Сэм продолжала перебирать открытые вкладки поисковика и заметила, как несколько раз повторяется один и тот же заголовок. Она не могла не обратить на него особое внимание. «ОСТАНКИ ПРОПАВШЕГО БЕЗ ВЕСТИ СВЯЩЕННИКА ОБНАРУЖЕНЫ СРЕДИ РУИН БЫВШЕГО ПРИЮТА». Она вчиталась в содержание статьи, опубликованной в «Таймс» на прошлой неделе. «Выводы следствия по поводу смерти отца Бенджамина, останки которого были найдены в заброшенном приюте для матерей-одиночек».

Окончательно заинтригованная, она снова вернулась к письму Айви.



Доктор Джейкобсон собирается обсудить с отцом Бенджамином в воскресенье, во время встречи в церкви, мой скорый отъезд отсюда. Думаю, решение будет ими принято в считаные дни. Даже не знаю, что мне думать, как поступить. Умоляю, дорогой мой. Я могу сделать тебя счастливым, и мы создадим хорошую семью. Только приезжай за мной как можно скорее. Будущее невероятно страшит меня.



– Отец Бенджамин, – произнесла Сэм вслух, снова бросая взгляд на дисплей ноутбука со статьей из газеты.

Она отметила фамилию автора и взяла мобильный телефон.

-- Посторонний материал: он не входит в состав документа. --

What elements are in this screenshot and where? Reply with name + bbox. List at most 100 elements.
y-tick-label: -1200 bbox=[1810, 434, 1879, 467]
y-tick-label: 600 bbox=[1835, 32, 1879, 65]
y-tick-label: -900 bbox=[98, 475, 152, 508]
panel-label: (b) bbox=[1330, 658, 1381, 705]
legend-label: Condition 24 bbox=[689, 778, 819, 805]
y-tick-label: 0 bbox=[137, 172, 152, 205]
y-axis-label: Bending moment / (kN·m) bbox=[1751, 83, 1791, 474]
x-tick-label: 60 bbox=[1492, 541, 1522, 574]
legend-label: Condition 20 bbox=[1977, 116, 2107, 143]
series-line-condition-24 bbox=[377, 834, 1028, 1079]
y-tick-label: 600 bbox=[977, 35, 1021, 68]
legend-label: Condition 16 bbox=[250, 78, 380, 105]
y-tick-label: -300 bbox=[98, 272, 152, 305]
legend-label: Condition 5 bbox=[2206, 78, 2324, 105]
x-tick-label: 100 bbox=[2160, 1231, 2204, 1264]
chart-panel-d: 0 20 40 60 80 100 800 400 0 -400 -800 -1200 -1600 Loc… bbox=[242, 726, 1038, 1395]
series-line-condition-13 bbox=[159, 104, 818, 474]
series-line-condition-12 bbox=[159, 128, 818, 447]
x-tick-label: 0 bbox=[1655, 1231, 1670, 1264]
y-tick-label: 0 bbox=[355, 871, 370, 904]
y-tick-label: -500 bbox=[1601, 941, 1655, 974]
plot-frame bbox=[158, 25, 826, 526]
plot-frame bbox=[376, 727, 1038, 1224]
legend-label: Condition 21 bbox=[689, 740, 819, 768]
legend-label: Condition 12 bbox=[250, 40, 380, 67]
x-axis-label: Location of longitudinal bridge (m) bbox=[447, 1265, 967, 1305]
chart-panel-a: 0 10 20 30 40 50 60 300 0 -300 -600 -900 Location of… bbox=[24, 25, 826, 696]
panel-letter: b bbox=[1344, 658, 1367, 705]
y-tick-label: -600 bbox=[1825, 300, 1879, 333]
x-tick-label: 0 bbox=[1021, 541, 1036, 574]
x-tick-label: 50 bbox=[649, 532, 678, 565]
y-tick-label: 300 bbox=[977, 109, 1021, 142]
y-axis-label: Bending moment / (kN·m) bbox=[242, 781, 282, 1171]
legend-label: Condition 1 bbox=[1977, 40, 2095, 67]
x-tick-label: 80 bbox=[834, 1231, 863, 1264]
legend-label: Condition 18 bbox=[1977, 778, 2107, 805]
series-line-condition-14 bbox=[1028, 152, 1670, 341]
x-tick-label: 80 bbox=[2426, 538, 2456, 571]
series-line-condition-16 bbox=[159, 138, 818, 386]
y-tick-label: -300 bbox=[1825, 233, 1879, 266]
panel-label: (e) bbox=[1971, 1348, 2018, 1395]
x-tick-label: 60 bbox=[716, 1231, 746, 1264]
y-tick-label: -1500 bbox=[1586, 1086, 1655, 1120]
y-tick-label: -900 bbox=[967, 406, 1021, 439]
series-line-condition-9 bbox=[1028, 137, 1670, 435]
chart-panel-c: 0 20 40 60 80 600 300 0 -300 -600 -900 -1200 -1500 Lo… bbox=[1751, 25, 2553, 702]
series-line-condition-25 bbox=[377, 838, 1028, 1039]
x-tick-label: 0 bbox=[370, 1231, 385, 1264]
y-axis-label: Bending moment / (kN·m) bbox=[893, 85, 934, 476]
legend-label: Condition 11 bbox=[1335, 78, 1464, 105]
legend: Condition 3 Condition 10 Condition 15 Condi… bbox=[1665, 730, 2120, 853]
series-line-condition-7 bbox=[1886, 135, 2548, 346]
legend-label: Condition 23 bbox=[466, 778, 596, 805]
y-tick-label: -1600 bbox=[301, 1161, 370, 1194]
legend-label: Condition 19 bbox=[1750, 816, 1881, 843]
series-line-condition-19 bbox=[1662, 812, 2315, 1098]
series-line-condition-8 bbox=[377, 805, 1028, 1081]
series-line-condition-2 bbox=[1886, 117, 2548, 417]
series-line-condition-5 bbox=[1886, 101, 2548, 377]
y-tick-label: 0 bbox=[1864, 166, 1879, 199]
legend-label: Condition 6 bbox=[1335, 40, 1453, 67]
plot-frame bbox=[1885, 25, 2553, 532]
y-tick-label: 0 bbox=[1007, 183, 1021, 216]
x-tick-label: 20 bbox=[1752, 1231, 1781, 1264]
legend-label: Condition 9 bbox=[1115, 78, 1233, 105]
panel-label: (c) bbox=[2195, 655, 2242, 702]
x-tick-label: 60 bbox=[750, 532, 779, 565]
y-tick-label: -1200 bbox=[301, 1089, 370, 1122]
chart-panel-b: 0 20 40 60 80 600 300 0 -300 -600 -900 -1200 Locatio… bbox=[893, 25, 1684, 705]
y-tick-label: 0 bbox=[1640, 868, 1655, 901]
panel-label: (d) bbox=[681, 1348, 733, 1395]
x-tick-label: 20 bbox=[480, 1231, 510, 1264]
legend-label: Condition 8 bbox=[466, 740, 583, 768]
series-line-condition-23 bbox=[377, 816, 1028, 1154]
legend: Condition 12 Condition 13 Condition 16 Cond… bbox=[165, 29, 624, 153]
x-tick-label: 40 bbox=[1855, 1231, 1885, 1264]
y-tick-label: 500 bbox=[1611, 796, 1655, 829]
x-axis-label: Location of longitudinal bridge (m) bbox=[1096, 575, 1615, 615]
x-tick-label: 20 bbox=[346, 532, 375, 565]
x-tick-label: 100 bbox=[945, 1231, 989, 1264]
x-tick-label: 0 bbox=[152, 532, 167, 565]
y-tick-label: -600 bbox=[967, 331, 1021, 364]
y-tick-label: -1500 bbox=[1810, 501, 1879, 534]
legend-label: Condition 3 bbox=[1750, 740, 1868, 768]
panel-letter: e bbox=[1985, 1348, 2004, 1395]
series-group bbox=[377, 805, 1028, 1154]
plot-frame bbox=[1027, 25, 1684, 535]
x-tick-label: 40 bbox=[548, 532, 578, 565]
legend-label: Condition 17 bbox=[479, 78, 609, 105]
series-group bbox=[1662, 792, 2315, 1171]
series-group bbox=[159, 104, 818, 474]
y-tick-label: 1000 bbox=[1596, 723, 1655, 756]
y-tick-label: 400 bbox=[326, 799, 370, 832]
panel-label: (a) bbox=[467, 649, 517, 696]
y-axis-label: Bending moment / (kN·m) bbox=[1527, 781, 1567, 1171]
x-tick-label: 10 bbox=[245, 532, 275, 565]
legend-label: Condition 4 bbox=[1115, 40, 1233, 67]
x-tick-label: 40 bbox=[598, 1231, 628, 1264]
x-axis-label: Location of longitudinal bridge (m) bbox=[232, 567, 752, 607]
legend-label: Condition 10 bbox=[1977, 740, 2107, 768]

– Привет, Карл! Это Сэм. Ты сегодня работаешь во вторую смену? – Она слышала в трубке голоса других журналистов, трудившихся в тот день допоздна, как и крики Маррея где-то вдали, по-прежнему раздававшего всем указания. Никто не мог расслабиться, пока национальные газеты не закончат оформление своих последних выпусков или пока Маррей не охрипнет окончательно. Только невозможно было предсказать, что произойдет раньше.

– Ты, случайно, не знаешь, кто освещал в конце прошлого года расследование смерти священника из Престона в Сассексе, которого звали отец Бенджамин? Он исчез в 2000 году, а в 2016-м его останки обнаружили, когда начали строительство на месте старых развалин.

Она налила себе еще чая и уселась поудобнее, подогнув под себя ноги.

Карлу пришлось почти кричать, чтобы его было слышно на фоне громких голосов и стука швабр уборщиц, которые пришли наводить порядок в редакции.

– Дай мне минутку, и я все найду. Отец Бенджамин… Что-то очень знакомое. Отлично, вот то, что нам нужно. Кевин занимался этой историей, и она попала во все крупные издания. Священник был найден мертвым среди руин заброшенного женского дома-приюта Святой Маргариты. Заключение следствия: смерть в результате несчастного случая. Фирма «Слейд хоумз» начала сносить развалины, чтобы построить на их месте квартал дорогих жилых домов, но расследование сильно замедлило работы. Руководство «Слейд», должно быть, вне себя от злости, поскольку среди местных новостей мне попалась заметка, что они и так потратили более десяти лет, чтобы добиться от властей разрешения перенести старое кладбище и утвердить проект.

– Интересно, как отец Бенджамин оказался там. И что именно с ним произошло, – сказала Сэм.